Peter S. White, Ph.D. is a Research Assistant Professor in the Department of Pediatrics at the University of Pennsylvania, and in the Division of Oncology, Children¹s Hospital of Philadelphia (CHOP). Dr. White holds the David Lawrence Altschuler Endowed Chair in Genomics and Computational Biology at CHOP. He is a member of Penn’s Center for Bioinformatics and Penn¹s Genomics Institute, and he is the Faculty Director of CHOP¹s bioinformatics core facility.
David S. Wishart, Ph.D. is a Professor of Biological Sciences and Computing Science at the University of Alberta. He also holds the Bristol Myers Squibb Chair in protein chemistry and is a Senior Research Officer with the National Institute for Nanotechnology (NINT) in Edmonton. In addition to starting two bioinformatics companies (BioTools and Chenomx) in the 1990's, Dr. Wishart has been actively involved in teaching bioinformatics for nearly a decade, including several undergraduate and graduate courses at the University of Alberta. He has been a principal instructor for numerous week-long training workshops offered through the Canadian Bioinformatics Workshop series (CBW), the Canadian Proteomics Initiative (CPI) and Genome Canada (ACGC).

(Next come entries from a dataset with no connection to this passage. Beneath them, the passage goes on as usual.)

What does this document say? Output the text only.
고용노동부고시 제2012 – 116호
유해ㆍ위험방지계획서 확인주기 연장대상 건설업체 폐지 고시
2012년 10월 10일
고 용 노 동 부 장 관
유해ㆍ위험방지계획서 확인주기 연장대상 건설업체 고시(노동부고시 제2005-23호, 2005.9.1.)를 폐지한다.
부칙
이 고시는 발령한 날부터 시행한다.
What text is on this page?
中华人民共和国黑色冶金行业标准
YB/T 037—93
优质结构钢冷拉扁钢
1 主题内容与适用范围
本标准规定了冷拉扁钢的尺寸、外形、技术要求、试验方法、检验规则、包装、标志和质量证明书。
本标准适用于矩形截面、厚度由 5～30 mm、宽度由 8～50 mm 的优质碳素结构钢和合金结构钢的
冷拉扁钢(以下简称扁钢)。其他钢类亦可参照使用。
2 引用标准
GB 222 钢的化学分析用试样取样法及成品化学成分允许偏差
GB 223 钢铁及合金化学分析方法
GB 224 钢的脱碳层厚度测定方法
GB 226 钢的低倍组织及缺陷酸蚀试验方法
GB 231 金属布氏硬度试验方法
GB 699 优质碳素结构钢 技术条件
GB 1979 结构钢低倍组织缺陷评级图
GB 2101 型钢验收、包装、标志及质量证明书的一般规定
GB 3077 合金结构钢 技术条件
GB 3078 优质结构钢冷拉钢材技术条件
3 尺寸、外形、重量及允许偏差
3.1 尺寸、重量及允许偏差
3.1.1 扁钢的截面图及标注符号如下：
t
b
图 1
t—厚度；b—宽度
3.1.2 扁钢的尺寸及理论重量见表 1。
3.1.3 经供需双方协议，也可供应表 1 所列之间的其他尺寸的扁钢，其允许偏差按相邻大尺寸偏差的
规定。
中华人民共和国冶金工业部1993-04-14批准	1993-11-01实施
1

Tyra G. Wolfsberg, Ph.D. is an Associate Investigator and the Associate Director of the Bioinformatics and Scientific Programming Core at the National Human Genome Research Institute, National Institutes of Health. She lectures and publishes extensively on using bioinformatics tools, especially online genome browsers, to mine genomic sequence information.
Michael Zuker, Ph.D. is a Professor of Mathematical Sciences and Biology at Rensselaer Polytechnic Institute. He works on the development of algorithms to predict folding, hybridization and melting profiles in nucleic acids. His educational activities include developing and teaching his own bioinformatics course at Rensselaer, and participating in both a Chautauqua short course in bioinformatics for college teachers and an intensive bioinformatics course at the University of Michigan.